Appealing, but impractical

Policy circles are yet again abuzz with the possibility of implementing a universal basic income (UBI) in India. According to definition, under a UBI scheme, the state is supposed to take away all existing subsidies and replace them with a single cash payout to all citizens, regardless of what they do and how much they earn. Proponents of the UBI assert the government could, in one stroke, get rid of a whole host of problems that plague the modern welfare state. For instance, there will no longer be any need to painstakingly figure out who is eligible for a subsidy and who is not, since the UBI is “universal”, not targeted. As such, there won’t be leakages due to petty corruption and there won’t be errors of exclusion (where the undeserving are given subsidy) or inclusion (where the deserving lose out on subsidy).

The UBI idea is not new but three broad elements have raised its appeal: The continuing inefficiency of the modern welfare state where service delivery is pathetic; the recent failure of the global economy to create enough well-paying jobs, leading to demands for active state intervention; and the advancement in information technology, which allows the state to conceive of reaching each and every citizen directly.
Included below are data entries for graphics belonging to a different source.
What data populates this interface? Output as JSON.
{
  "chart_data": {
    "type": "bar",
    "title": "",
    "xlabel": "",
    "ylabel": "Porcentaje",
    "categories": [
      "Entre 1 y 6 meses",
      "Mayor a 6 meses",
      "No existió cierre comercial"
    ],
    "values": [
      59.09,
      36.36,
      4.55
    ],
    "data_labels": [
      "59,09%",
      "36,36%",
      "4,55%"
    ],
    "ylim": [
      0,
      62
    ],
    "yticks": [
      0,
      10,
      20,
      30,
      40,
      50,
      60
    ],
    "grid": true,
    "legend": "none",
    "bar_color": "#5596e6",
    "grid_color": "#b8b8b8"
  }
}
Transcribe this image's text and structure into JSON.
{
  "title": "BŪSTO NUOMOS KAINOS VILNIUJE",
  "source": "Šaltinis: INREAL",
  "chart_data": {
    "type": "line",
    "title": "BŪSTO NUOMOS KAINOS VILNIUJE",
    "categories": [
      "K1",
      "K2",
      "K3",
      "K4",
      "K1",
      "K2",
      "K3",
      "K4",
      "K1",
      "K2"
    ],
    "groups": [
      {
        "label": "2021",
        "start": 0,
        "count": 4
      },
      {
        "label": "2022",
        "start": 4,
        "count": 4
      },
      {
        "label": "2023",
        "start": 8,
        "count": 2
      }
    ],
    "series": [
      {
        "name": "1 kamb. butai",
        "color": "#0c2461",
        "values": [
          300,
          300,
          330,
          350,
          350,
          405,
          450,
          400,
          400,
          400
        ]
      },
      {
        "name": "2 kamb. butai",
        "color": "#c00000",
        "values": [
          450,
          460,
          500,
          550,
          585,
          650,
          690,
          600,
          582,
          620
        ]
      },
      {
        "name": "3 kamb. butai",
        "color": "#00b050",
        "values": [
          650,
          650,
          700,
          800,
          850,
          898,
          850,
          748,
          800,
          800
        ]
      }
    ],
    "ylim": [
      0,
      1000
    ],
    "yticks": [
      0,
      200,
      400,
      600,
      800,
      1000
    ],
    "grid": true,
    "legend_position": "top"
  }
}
No wonder then that the UBI is one of those rare ideas that have enticed policy wonks across the spectrum. The left-of-centre thinkers like the UBI’s promise of reaching the poor in an efficient manner and the right-of-centre ideologies see it as a way to curb the ever-expanding state machinery and allow for greater play of the market forces and prices.
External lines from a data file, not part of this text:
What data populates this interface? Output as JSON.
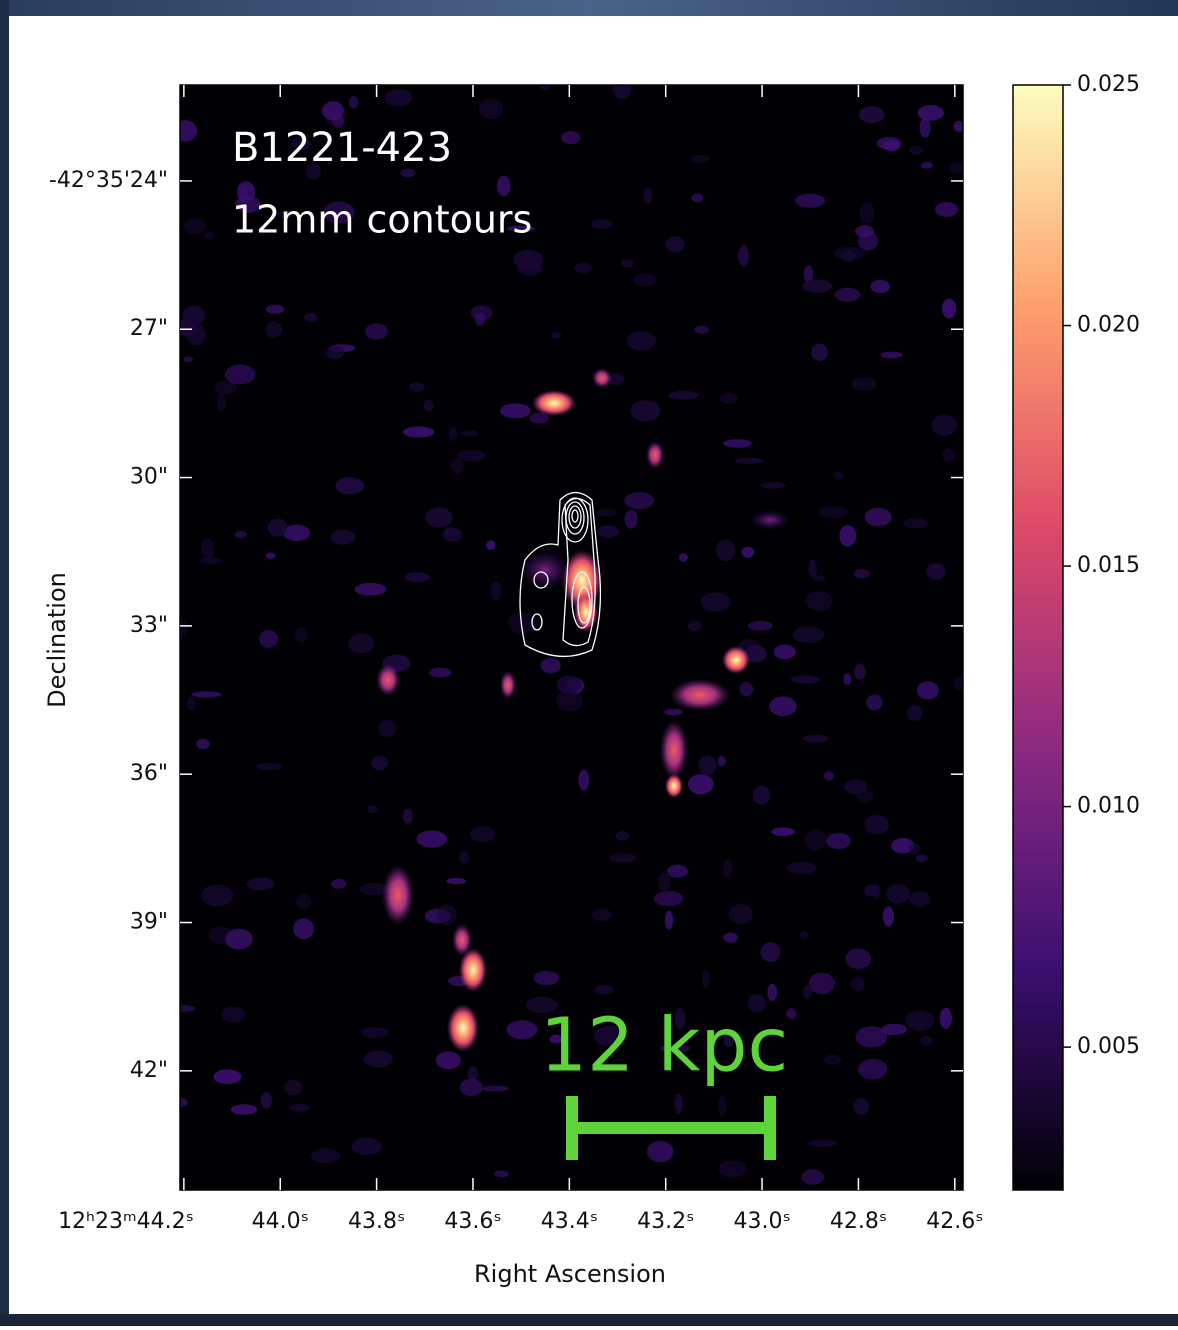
{
  "chart_data": {
    "type": "image",
    "annotations": [
      "B1221-423",
      "12mm contours"
    ],
    "scale_bar": "12 kpc",
    "xlabel": "Right Ascension",
    "ylabel": "Declination",
    "xlim": [
      44.208,
      42.583
    ],
    "xticks": [
      {
        "value": 44.2,
        "label": "12ʰ23ᵐ44.2ˢ"
      },
      {
        "value": 44.0,
        "label": "44.0ˢ"
      },
      {
        "value": 43.8,
        "label": "43.8ˢ"
      },
      {
        "value": 43.6,
        "label": "43.6ˢ"
      },
      {
        "value": 43.4,
        "label": "43.4ˢ"
      },
      {
        "value": 43.2,
        "label": "43.2ˢ"
      },
      {
        "value": 43.0,
        "label": "43.0ˢ"
      },
      {
        "value": 42.8,
        "label": "42.8ˢ"
      },
      {
        "value": 42.6,
        "label": "42.6ˢ"
      }
    ],
    "ylim": [
      22.06,
      44.41
    ],
    "yticks": [
      {
        "value": 24,
        "label": "-42°35'24\""
      },
      {
        "value": 27,
        "label": "27\""
      },
      {
        "value": 30,
        "label": "30\""
      },
      {
        "value": 33,
        "label": "33\""
      },
      {
        "value": 36,
        "label": "36\""
      },
      {
        "value": 39,
        "label": "39\""
      },
      {
        "value": 42,
        "label": "42\""
      }
    ],
    "colorbar_lim": [
      0.00203,
      0.025
    ],
    "colorbar_ticks": [
      0.025,
      {
        "value": 0.02,
        "label": "0.020"
      },
      0.015,
      {
        "value": 0.01,
        "label": "0.010"
      },
      0.005
    ],
    "colormap": [
      "#000004",
      "#3b0f70",
      "#8c2981",
      "#de4968",
      "#fe9f6d",
      "#fcfdbf"
    ]
  }
}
And yet, the UBI is an idea so impractical that, if implemented, it could lead to poor consequences. There are questions galore. For instance, what should be the level of the UBI? If it is, as some have suggested, Rs 300 per month, then it is too low to compensate for all the existing state interventions ranging from cheap food grains to subsidised schooling to maternal health safeguards to crop insurance to employment guarantees. If the UBI level is much higher, it will not be fiscally viable to fund it — interestingly, in 2016, Switzerland, with a GDP per capita of over $75,500 (as against India’s $1,800), overwhelmingly rejected the UBI because it would be too costly. Moreover, a high UBI invites moral questions such as why people will work if everything is free, and how their behaviour will alter if there is no work. In any case, removing all subsidies is an impractical idea in a democracy such as India. Finance Minister Arun Jaitley hit the nail on the head when he said the government could land in a situation where people stand up in Parliament and demand continuation of the present subsidies while pushing for the UBI. That’s something the Budget can ill afford. What is required, instead, is to use the UBI trigger to make the existing government machinery more efficient in delivering public goods as well as education and health care.